El Comercio

«Venezuela sigue sin pagarnos»

Parte de los venezolanos y españoles retornados, reunidos ayer en el centro municipal de El Coto, escuchan a Sergio Primiani.
Parte de los venezolanos y españoles retornados, reunidos ayer en el centro municipal de El Coto, escuchan a Sergio Primiani. / P. CITOULA
  • Los jubilados venezolanos de Asturias crean una asociación para exigir sus pensiones

  • Cerca de un centenar de emigrantes y de españoles retornados a la región llevan sin percibir sus mensualidades todo el año 2016

Una treintena de pensionistas y jubilados de Venezuela que viven en Asturias asistieron ayer en el centro municipal de El Coto, en Gijón, a la reunión fundacional de la Asociación de Pensionistas de Venezuela (Asopeve Asturias), que a partir de ahora concentrará la pugna de los afectados por la suspensión del pago de pensiones por parte del Gobierno bolivariano a sus beneficiarios en el extranjero.

«Venezuela sigue sin pagarnos desde el año pasado», explicó ayer Sergio Primiani, promotor y presidente de la asociación, que tiene bien claro que «se trata de reclamar nuestros derechos económicos, no de emprender una pugna política».

Como ya informó EL COMERCIO, cerca de un centenar de emigrantes venezolanos y de españoles que volvieron a Europa tras trabajar en Venezuela llevan sin percibir sus mensualidades desde finales de 2015. Ayer, entre los asistentes se especulaba con la posibilidad de que Venezuela hubiese enviado ya una remesa económica, pero según el presidente de Asopeve «lo único que tienen en el Banco Santander es un listado de los beneficiarios, para que en el momento en que Venezuela haga efectivo el pago la entidad pueda empezar a distribuirlo». La situación ha comenzado a preocupar ya en algunas administraciones españolas. En Canarias, la región con más afectados, el Ayuntamiento de Tenerife ha comenzado a abonar una pequeña ayuda mensual (unos 300 euros) a aquellos beneficiarios que, o bien son españoles o llevan en el país más de diez años. Lo mismo hace ya la Comunidad de Madrid, pero en ambos casos son aportaciones de emergencia y, en principio, reembolsables cuando Venezuela proceda al pago.

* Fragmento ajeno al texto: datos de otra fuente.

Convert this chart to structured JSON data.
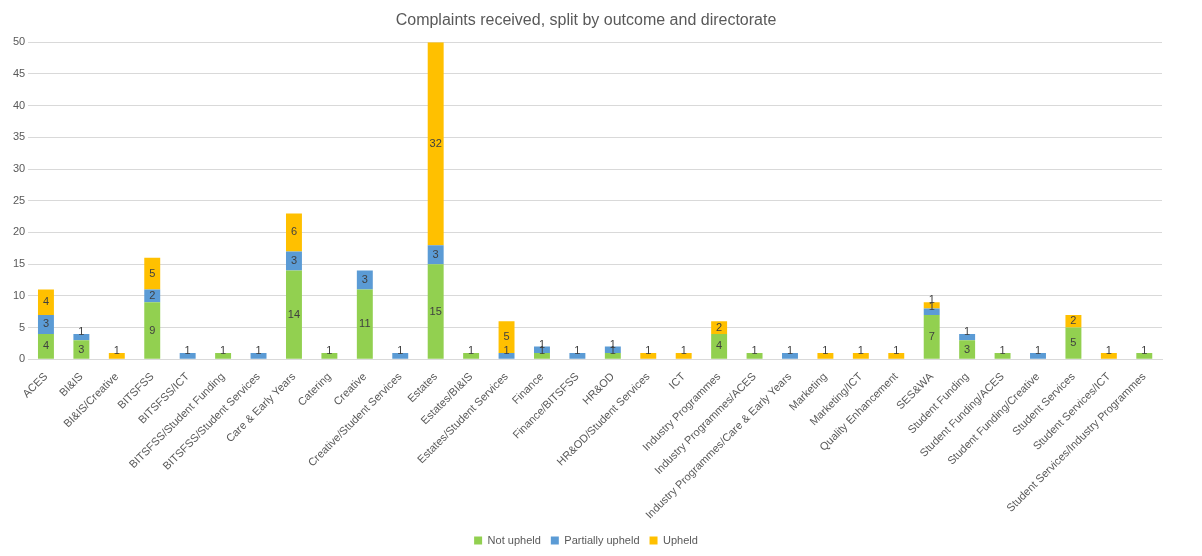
{
  "chart_data": {
    "type": "bar",
    "title": "Complaints received, split by outcome and directorate",
    "stacked": true,
    "data_labels": true,
    "grid": "y",
    "legend": "bottom",
    "ylim": [
      0,
      50
    ],
    "yticks": [
      0,
      5,
      10,
      15,
      20,
      25,
      30,
      35,
      40,
      45,
      50
    ],
    "categories": [
      "ACES",
      "BI&IS",
      "BI&IS/Creative",
      "BITSFSS",
      "BITSFSS/ICT",
      "BITSFSS/Student Funding",
      "BITSFSS/Student Services",
      "Care & Early Years",
      "Catering",
      "Creative",
      "Creative/Student Services",
      "Estates",
      "Estates/BI&IS",
      "Estates/Student Services",
      "Finance",
      "Finance/BITSFSS",
      "HR&OD",
      "HR&OD/Student Services",
      "ICT",
      "Industry Programmes",
      "Industry Programmes/ACES",
      "Industry Programmes/Care & Early Years",
      "Marketing",
      "Marketing/ICT",
      "Quality Enhancement",
      "SES&WA",
      "Student Funding",
      "Student Funding/ACES",
      "Student Funding/Creative",
      "Student Services",
      "Student Services/ICT",
      "Student Services/Industry Programmes"
    ],
    "series": [
      {
        "name": "Not upheld",
        "color": "#92d050",
        "values": [
          4,
          3,
          null,
          9,
          null,
          1,
          null,
          14,
          1,
          11,
          null,
          15,
          1,
          null,
          1,
          null,
          1,
          null,
          null,
          4,
          1,
          null,
          null,
          null,
          null,
          7,
          3,
          1,
          null,
          5,
          null,
          1
        ]
      },
      {
        "name": "Partially upheld",
        "color": "#5b9bd5",
        "values": [
          3,
          1,
          null,
          2,
          1,
          null,
          1,
          3,
          null,
          3,
          1,
          3,
          null,
          1,
          1,
          1,
          1,
          null,
          null,
          null,
          null,
          1,
          null,
          null,
          null,
          1,
          1,
          null,
          1,
          null,
          null,
          null
        ]
      },
      {
        "name": "Upheld",
        "color": "#ffc000",
        "values": [
          4,
          null,
          1,
          5,
          null,
          null,
          null,
          6,
          null,
          null,
          null,
          32,
          null,
          5,
          null,
          null,
          null,
          1,
          1,
          2,
          null,
          null,
          1,
          1,
          1,
          1,
          null,
          null,
          null,
          2,
          1,
          null
        ]
      }
    ]
  }
}
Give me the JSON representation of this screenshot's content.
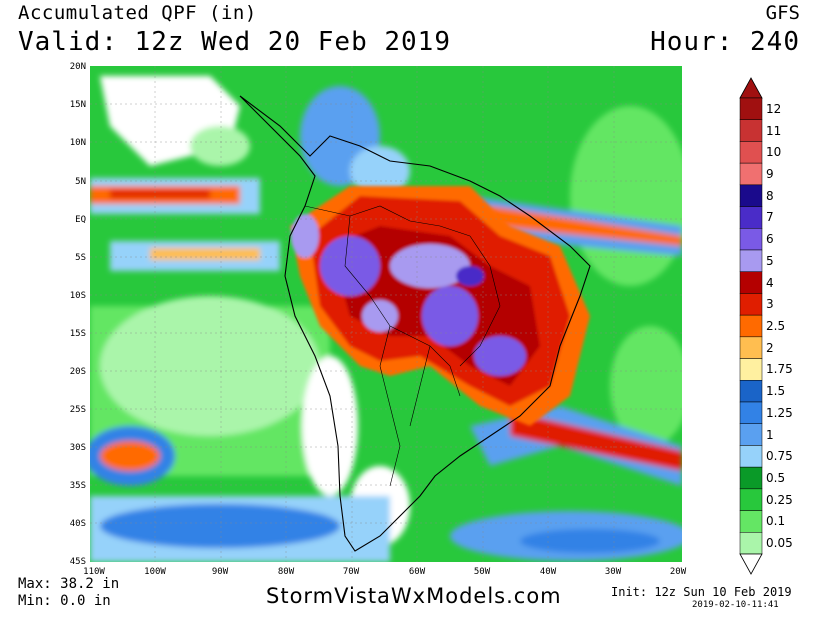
{
  "header": {
    "product": "Accumulated QPF (in)",
    "valid": "Valid: 12z Wed 20 Feb 2019",
    "model": "GFS",
    "hour": "Hour: 240"
  },
  "footer": {
    "max": "Max: 38.2 in",
    "min": "Min: 0.0 in",
    "brand": "StormVistaWxModels.com",
    "init": "Init: 12z Sun 10 Feb 2019",
    "stamp": "2019-02-10-11:41"
  },
  "map": {
    "lat_labels": [
      "20N",
      "15N",
      "10N",
      "5N",
      "EQ",
      "5S",
      "10S",
      "15S",
      "20S",
      "25S",
      "30S",
      "35S",
      "40S",
      "45S"
    ],
    "lon_labels": [
      "110W",
      "100W",
      "90W",
      "80W",
      "70W",
      "60W",
      "50W",
      "40W",
      "30W",
      "20W"
    ]
  },
  "colorbar": {
    "levels": [
      "12",
      "11",
      "10",
      "9",
      "8",
      "7",
      "6",
      "5",
      "4",
      "3",
      "2.5",
      "2",
      "1.75",
      "1.5",
      "1.25",
      "1",
      "0.75",
      "0.5",
      "0.25",
      "0.1",
      "0.05"
    ],
    "colors": [
      "#a01010",
      "#c83232",
      "#e05050",
      "#f07070",
      "#1a0a8c",
      "#4a2cc8",
      "#7a5ae6",
      "#a89af0",
      "#b40000",
      "#e01e00",
      "#ff6a00",
      "#ffbe50",
      "#fff0a0",
      "#1a64c8",
      "#3282e6",
      "#5aa0f0",
      "#96d2fa",
      "#0a9a28",
      "#28c83c",
      "#64e664",
      "#aaf5aa"
    ]
  }
}
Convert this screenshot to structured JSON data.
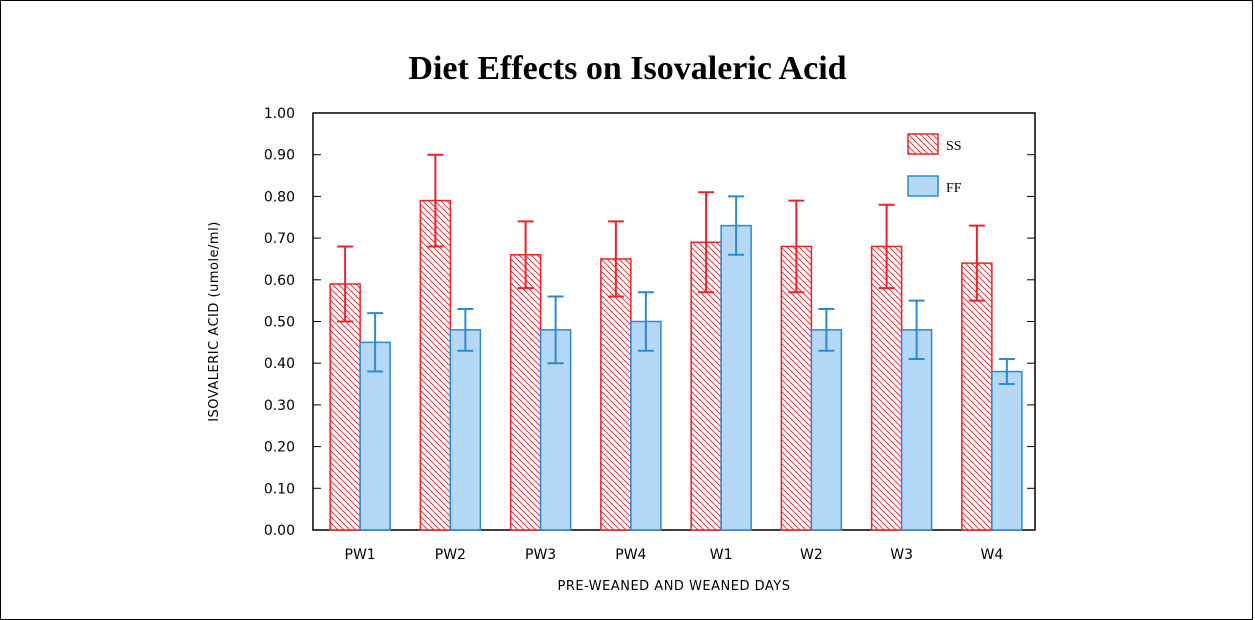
{
  "chart_data": {
    "type": "bar",
    "title": "Diet Effects on Isovaleric Acid",
    "xlabel": "PRE-WEANED AND WEANED DAYS",
    "ylabel": "ISOVALERIC ACID (umole/ml)",
    "ylim": [
      0,
      1.0
    ],
    "yticks": [
      "0.00",
      "0.10",
      "0.20",
      "0.30",
      "0.40",
      "0.50",
      "0.60",
      "0.70",
      "0.80",
      "0.90",
      "1.00"
    ],
    "categories": [
      "PW1",
      "PW2",
      "PW3",
      "PW4",
      "W1",
      "W2",
      "W3",
      "W4"
    ],
    "legend_position": "top-right",
    "grid": false,
    "series": [
      {
        "name": "SS",
        "color": "#e8242a",
        "fill": "hatched",
        "values": [
          0.59,
          0.79,
          0.66,
          0.65,
          0.69,
          0.68,
          0.68,
          0.64
        ],
        "error_low": [
          0.5,
          0.68,
          0.58,
          0.56,
          0.57,
          0.57,
          0.58,
          0.55
        ],
        "error_high": [
          0.68,
          0.9,
          0.74,
          0.74,
          0.81,
          0.79,
          0.78,
          0.73
        ]
      },
      {
        "name": "FF",
        "color": "#2a8ad6",
        "fill": "#b5d8f7",
        "values": [
          0.45,
          0.48,
          0.48,
          0.5,
          0.73,
          0.48,
          0.48,
          0.38
        ],
        "error_low": [
          0.38,
          0.43,
          0.4,
          0.43,
          0.66,
          0.43,
          0.41,
          0.35
        ],
        "error_high": [
          0.52,
          0.53,
          0.56,
          0.57,
          0.8,
          0.53,
          0.55,
          0.41
        ]
      }
    ]
  }
}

Muertes, suicidios y ayuda

La asociación se reunirá inicialmente una vez por semana, y la intención es hacerlo de forma rotativa entre Gijón, Oviedo y el Oriente de la región, que concentra a muchos de los afectados. Su funcionamiento será asambleario, por lo que todas las propuestas de la dirección habrán de pasar por la aprobación del conjunto. Pero ya hay algunas iniciativas. Así, junto a protestas ante el consulado de Venezuela en Vigo o ante la embajada en Madrid, también se pretende unificar a las asociaciones que hay ya en varias regiones en una entidad nacional. Y una de las primeras acciones que se propondrán será constituir un fondo para apoyar a quienes están en peor situación. Primiani recordó ayer que ha habido casos muy duros, como el de una pensionada que vivía en Oviedo y que falleció sin poder pagar su medicación para una insuficiencia renal, o el de otra persona «que se suicidó esta semana porque no tenía para la medicación del cáncer, no comía sino en comedores sociales y no podía pagar ni el agua. La encontraron ahorcada, con una nota en la que pedía perdón a sus hijos en Venezuela».